「紺屋の白袴」と聞いて、紺屋とは何かすぐに思いつきますか。どうも色と関係ある仕事のようだと思えることわざですが、今回はこの「紺屋の白袴」の意味と由来のほかに、類語や英語表現も解説します。さらに、その正しい使い方を例文と併せて説明します。
「紺屋の白袴」の意味や読み方とは?
意味は”他人のことで忙しく、自分のことをする暇がない”
「紺屋の白袴」の意味は、“他人のことで忙しく、自分のことをする暇がない様子”です。
紺屋とは元は藍染め屋だったのですが、広く染物屋のことを指すようになります。
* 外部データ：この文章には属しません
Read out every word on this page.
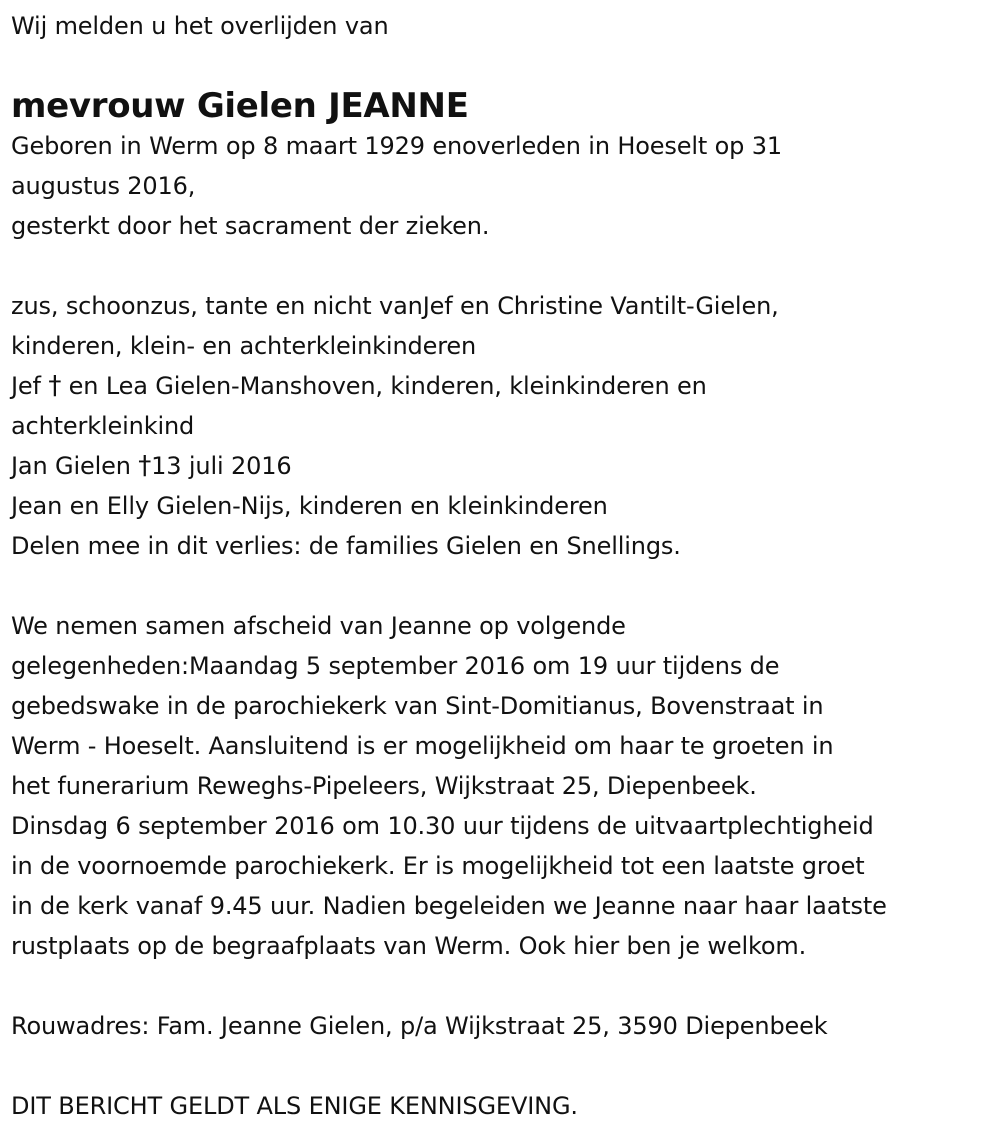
Wij melden u het overlijden van
mevrouw Gielen JEANNE
Geboren in Werm op 8 maart 1929 enoverleden in Hoeselt op 31
augustus 2016,
gesterkt door het sacrament der zieken.
zus, schoonzus, tante en nicht vanJef en Christine Vantilt-Gielen,
kinderen, klein- en achterkleinkinderen
Jef † en Lea Gielen-Manshoven, kinderen, kleinkinderen en
achterkleinkind
Jan Gielen †13 juli 2016
Jean en Elly Gielen-Nijs, kinderen en kleinkinderen
Delen mee in dit verlies: de families Gielen en Snellings.
We nemen samen afscheid van Jeanne op volgende
gelegenheden:Maandag 5 september 2016 om 19 uur tijdens de
gebedswake in de parochiekerk van Sint-Domitianus, Bovenstraat in
Werm - Hoeselt. Aansluitend is er mogelijkheid om haar te groeten in
het funerarium Reweghs-Pipeleers, Wijkstraat 25, Diepenbeek.
Dinsdag 6 september 2016 om 10.30 uur tijdens de uitvaartplechtigheid
in de voornoemde parochiekerk. Er is mogelijkheid tot een laatste groet
in de kerk vanaf 9.45 uur. Nadien begeleiden we Jeanne naar haar laatste
rustplaats op de begraafplaats van Werm. Ook hier ben je welkom.
Rouwadres: Fam. Jeanne Gielen, p/a Wijkstraat 25, 3590 Diepenbeek
DIT BERICHT GELDT ALS ENIGE KENNISGEVING.
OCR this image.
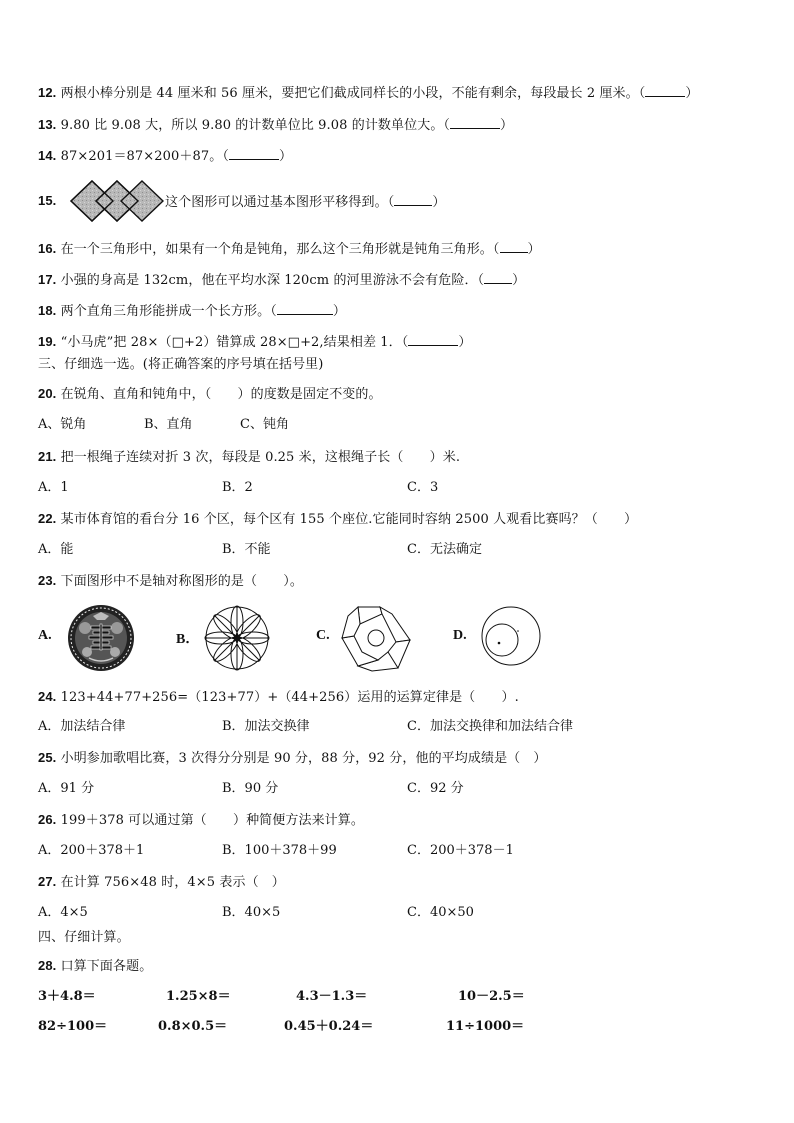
12. 两根小棒分别是 44 厘米和 56 厘米，要把它们截成同样长的小段，不能有剩余，每段最长 2 厘米。（	）
13. 9.80 比 9.08 大，所以 9.80 的计数单位比 9.08 的计数单位大。（	）
14. 87×201＝87×200＋87。（	）
15.	这个图形可以通过基本图形平移得到。（	）
16. 在一个三角形中，如果有一个角是钝角，那么这个三角形就是钝角三角形。（ ）
17. 小强的身高是 132cm，他在平均水深 120cm 的河里游泳不会有危险．（ ）
18. 两个直角三角形能拼成一个长方形。（	）
19. “小马虎”把 28×（□+2）错算成 28×□+2,结果相差 1．（	）
三、仔细选一选。(将正确答案的序号填在括号里)
20. 在锐角、直角和钝角中，（　　）的度数是固定不变的。
A、锐角	B、直角	C、钝角
21. 把一根绳子连续对折 3 次，每段是 0.25 米，这根绳子长（　　）米.
A．1	B．2	C．3
22. 某市体育馆的看台分 16 个区，每个区有 155 个座位.它能同时容纳 2500 人观看比赛吗？（　　）
A．能	B．不能	C．无法确定
23. 下面图形中不是轴对称图形的是（　　）。
A.	B．	C.	D.
24. 123+44+77+256=（123+77）+（44+256）运用的运算定律是（　　）.
A．加法结合律	B．加法交换律	C．加法交换律和加法结合律
25. 小明参加歌唱比赛，3 次得分分别是 90 分，88 分，92 分，他的平均成绩是（　）
A．91 分	B．90 分	C．92 分
26. 199＋378 可以通过第（　　）种简便方法来计算。
A．200＋378＋1	B．100＋378＋99	C．200＋378－1
27. 在计算 756×48 时，4×5 表示（　）
A．4×5	B．40×5	C．40×50
四、仔细计算。
28. 口算下面各题。
3＋4.8＝	1.25×8＝	4.3－1.3＝	10－2.5＝
82÷100＝	0.8×0.5＝	0.45＋0.24＝	11÷1000＝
その染物屋が繁盛した江戸時代では、染物屋という仕事は、染物の専門的知識が必要なだけでなく、その時々の流行にも対応しなくてはならない大変忙しい仕事のひとつでした。
そんな染物屋は客の袴は染めるので忙しく、その忙しさは自分の袴を染める時間すらないほどだったことから生まれたことわざです。
「紺屋の白袴」の読み方は”こうやのしろばかま”
「紺屋の白袴」の読み方は、“こうやのしろばかま”です。
「紺屋」を「紺」という字をそのまま読み「こんや」と読み違えることがあります。確かに「紺屋」は「こんや」と読まれていたこともあったのですが、なまった「こうや」と読む方が定着しました。
また「白袴」も「しろはかま」といった読み間違いもよく聞かれます。正しくは、濁って「しろばかま」または「しらばかま」です。
「紺屋の白袴」の使い方と例文とは?
「まるで紺屋の白袴のようだ」と使う
「他人のことばかりに忙しく、自分にために割く時間がない人」や、「専門的な知識を持ち合わせていながら、その知識を自分には使わない人」などをたとえるときに、「紺屋の白袴」が使われます。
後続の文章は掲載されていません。